I’ve come to the conclusion that we are able to heal far more hurt and damage in relationships than most of us think possible. Some things are required – having two people who want to do the work to heal, and those people having the knowledge or support to do so.


This is not to say that this is the right choice to make every time someone has been hurt. Sometimes two people will be happier or healthier out of the same relationship they’ve been in, or being in the relationship on a different basis and with different expectations. And sometimes one or both people won’t have the interest or ability to take part in healing. That’s ok too. It might be sad, and ok.


After someone has felt hurt or let down in a relationship, the goal is that the hurt person can return to a sense of safety (safety in regard to what happened and whether they might be hurt that way again). That hurt person gets to decide when they feel safe again (of course).


And most of the responsibility for healing the hurt lies with the person who caused the hurt. But the hurt person has some responsibility for helping the hurter know when they’re doing a good job and what that hurt person needs to feel safer again.

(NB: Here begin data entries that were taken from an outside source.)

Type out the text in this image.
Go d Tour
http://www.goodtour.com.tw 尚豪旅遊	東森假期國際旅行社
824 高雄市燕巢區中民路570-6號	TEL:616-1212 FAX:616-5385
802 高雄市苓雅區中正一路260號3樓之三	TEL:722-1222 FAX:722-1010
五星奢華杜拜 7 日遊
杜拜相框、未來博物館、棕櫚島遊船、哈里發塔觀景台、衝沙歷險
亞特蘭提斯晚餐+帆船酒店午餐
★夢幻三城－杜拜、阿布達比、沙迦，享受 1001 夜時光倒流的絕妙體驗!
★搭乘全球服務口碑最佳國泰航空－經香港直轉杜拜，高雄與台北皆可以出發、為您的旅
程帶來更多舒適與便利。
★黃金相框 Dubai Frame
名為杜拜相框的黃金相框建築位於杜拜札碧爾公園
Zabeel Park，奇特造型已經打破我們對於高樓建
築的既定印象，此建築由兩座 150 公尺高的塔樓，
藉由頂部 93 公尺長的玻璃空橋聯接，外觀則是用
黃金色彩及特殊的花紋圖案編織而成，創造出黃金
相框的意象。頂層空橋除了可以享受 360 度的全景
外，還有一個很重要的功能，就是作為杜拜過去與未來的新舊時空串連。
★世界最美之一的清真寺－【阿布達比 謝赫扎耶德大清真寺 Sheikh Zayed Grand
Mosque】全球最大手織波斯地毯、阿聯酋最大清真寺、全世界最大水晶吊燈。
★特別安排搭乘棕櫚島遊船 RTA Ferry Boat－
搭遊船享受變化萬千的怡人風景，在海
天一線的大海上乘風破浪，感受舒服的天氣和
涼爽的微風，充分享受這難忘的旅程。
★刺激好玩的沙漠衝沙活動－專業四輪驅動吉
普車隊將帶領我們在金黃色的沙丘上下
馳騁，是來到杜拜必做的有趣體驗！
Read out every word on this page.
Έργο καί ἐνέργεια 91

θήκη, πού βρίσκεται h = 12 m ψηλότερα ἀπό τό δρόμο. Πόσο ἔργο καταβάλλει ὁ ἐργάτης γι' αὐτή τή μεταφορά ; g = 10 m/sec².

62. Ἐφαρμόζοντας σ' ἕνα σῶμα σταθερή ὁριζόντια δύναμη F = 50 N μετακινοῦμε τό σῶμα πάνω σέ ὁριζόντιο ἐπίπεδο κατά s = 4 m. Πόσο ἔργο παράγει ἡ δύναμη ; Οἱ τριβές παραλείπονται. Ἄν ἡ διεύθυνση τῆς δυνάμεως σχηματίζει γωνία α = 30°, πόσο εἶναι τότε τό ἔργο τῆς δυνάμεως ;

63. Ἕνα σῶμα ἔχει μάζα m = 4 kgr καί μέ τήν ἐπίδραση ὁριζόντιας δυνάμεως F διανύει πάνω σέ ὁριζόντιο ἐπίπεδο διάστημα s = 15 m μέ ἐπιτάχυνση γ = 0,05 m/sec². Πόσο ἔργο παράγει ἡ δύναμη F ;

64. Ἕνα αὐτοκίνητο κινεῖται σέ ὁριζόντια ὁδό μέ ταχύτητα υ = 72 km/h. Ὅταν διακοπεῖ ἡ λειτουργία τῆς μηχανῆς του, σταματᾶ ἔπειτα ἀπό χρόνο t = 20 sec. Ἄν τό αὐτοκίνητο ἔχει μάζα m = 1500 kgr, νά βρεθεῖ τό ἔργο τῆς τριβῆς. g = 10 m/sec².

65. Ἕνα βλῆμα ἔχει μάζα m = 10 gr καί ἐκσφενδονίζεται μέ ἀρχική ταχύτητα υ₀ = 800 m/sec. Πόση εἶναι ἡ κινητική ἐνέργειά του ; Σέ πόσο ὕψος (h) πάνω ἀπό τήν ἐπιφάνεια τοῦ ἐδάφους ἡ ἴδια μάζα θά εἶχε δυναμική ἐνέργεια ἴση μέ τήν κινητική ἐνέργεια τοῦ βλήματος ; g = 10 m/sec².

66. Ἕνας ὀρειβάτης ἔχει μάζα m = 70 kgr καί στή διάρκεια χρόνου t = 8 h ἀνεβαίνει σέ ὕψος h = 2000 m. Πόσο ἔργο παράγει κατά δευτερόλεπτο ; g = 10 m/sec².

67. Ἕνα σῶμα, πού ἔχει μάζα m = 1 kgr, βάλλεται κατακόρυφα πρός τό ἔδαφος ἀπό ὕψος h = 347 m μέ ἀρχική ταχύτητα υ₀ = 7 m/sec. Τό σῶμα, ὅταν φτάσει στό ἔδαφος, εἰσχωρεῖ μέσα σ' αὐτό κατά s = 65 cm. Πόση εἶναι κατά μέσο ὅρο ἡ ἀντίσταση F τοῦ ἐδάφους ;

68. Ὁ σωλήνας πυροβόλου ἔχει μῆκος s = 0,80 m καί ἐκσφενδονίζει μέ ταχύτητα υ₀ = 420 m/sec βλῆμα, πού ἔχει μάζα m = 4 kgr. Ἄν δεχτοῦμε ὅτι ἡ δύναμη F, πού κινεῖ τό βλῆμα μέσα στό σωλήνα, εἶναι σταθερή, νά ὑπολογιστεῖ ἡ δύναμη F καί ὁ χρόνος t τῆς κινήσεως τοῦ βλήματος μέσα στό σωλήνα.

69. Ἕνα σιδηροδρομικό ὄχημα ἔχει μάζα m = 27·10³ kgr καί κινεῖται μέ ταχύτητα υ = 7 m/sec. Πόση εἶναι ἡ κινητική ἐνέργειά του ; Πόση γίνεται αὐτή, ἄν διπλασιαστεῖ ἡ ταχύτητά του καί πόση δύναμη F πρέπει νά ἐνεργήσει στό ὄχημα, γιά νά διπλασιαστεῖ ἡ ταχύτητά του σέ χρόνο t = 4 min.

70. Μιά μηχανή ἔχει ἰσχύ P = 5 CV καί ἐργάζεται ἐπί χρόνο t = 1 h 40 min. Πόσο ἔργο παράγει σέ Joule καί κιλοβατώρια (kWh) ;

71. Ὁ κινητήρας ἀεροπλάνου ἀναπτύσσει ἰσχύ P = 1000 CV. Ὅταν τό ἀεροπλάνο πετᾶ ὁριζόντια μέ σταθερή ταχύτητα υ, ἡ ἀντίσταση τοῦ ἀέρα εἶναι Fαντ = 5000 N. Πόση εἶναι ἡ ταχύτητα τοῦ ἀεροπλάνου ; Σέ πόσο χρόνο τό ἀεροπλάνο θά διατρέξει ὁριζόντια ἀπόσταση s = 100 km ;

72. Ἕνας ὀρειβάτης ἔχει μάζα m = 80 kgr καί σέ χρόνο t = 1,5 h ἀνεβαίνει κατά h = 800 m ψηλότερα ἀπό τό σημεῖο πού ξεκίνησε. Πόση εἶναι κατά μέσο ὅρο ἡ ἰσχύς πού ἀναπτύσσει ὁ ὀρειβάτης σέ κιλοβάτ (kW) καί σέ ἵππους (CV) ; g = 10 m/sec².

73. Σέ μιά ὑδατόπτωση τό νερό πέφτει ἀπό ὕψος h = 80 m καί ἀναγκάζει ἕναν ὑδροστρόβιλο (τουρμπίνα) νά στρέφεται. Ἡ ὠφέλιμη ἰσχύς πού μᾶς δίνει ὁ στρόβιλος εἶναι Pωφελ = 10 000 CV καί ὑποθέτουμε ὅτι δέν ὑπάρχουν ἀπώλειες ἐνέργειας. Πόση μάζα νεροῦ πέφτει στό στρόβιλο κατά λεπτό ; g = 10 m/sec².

Often, a hurt person needs to hear responsibility and ownership. Often they need to hear regret. Often it’s meaningful to hear the hurter express some understanding of the harm that was caused, the emotions or beliefs that their words or actions might have caused. Sometimes they need to hear a commitment that the same thing won’t happen again, with some details about how and why. And validation, validation, validation.


Difficult emotions can need particular things to settle down and pass. Broken trust can need particular things to be rebuilt. And often the unspoken question or uncertainty is whether the hurt person is right or safe to believe that the hurter cares and values them.


Sometimes the best apologies and healing actions can need time to flow through and “feel” effective. And there are no guarantees through the process. Perhaps most worrying for the hurter – they are not entitled to anything.


What if both people in a relationship feel hurt? What if the hurt person has heard apologies before? What if a heartfelt apology seems to inflame the hurt person’s hurt? What if defensiveness rears its head? These are natural and difficult challenges and there are ways to navigate them with openness, bravery and care.